The whole point of requesting 501c3 status is to facilitate federal tax deductions for donations made to the Archive. Since the Archive pays no rent, has no paid employees, no compensation for directors and no expense accounts for managers, there can be little confusion about where the income from donations goes. It is used entirely for operational support. The Archive website at http://416th.com is one of the most comprehensive resources and valuable online research tools of any WWII combat unit. The Archive Facebook page has drawn together 416th family and friends from across the country and even from England and Europe. The Archive video taping program has preserved more than 50 hours of interviews with 416th veterans. The black granite Wall of Honor at the Archive has some sixty names of veterans already engraved and more to come. The Archive digital and original copy files already include tens of thousands of pages of directly related historical documents and new accessions are constantly adding to that resource.

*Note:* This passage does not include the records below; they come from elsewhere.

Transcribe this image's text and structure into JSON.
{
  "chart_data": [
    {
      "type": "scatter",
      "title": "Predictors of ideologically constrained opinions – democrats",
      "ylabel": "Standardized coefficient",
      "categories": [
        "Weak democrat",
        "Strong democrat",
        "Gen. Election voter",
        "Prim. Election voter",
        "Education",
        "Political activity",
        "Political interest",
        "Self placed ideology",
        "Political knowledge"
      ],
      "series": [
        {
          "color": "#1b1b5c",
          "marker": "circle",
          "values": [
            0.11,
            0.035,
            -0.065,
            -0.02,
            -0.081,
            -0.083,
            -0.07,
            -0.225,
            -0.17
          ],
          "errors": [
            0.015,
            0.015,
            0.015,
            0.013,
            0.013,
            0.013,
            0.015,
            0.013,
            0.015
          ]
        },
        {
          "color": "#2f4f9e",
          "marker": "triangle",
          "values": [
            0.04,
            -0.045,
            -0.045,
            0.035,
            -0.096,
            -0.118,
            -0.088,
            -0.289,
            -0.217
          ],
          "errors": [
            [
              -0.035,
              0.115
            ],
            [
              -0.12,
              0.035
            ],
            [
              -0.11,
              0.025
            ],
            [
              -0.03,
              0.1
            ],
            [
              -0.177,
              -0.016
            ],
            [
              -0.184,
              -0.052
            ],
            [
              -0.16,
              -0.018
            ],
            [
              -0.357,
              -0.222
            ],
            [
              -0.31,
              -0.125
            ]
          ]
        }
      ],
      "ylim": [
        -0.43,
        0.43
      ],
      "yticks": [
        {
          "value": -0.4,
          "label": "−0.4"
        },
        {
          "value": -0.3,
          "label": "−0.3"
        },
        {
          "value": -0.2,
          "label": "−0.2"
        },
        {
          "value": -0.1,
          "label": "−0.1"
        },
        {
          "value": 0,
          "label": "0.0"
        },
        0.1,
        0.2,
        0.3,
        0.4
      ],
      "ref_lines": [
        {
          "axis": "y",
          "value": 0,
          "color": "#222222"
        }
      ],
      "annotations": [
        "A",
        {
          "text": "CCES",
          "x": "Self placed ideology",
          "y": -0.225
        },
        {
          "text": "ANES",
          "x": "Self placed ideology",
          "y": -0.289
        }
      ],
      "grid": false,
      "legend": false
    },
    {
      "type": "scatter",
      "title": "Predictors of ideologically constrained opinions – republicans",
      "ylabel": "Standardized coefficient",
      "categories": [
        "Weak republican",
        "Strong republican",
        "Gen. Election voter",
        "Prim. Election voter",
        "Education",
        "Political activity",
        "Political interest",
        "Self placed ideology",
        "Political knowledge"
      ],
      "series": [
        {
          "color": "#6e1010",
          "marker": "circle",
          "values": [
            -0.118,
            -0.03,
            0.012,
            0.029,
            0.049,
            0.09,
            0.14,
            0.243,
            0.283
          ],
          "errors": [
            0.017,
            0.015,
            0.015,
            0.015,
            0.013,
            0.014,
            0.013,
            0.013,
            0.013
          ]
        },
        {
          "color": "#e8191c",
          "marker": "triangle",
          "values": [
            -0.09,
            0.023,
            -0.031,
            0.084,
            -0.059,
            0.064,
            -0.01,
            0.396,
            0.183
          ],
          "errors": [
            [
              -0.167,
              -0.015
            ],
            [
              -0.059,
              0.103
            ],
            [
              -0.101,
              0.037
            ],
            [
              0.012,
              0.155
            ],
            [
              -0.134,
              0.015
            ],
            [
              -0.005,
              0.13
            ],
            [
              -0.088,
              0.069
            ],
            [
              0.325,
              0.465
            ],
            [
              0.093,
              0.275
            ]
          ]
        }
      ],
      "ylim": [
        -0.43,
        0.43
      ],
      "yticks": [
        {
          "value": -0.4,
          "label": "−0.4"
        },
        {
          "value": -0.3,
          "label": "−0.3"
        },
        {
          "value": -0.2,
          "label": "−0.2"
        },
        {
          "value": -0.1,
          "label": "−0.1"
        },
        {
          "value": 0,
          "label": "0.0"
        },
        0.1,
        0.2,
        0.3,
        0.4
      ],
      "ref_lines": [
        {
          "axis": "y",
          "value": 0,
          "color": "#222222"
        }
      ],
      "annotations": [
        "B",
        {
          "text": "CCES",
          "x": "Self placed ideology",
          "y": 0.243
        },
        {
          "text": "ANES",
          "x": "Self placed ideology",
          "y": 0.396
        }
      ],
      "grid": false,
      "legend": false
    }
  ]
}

When will the IRS see fit to approve the 416th Bomb Group Application? That's a question for the ages. Rest assured it will not be this week as everyone is on holiday celebrating the contributions of these same veterans. It reminds me of the old folk song about the "Man who never returned". Meanwhile, the uncertainty does little to encourage growth and the window for capturing memories of these WWII veterans is rapidly closing. Fortunately, we have an advocate on our side. What might the situation be without this government generosity?
Have to run now, the dogs are at the door barking to get back in.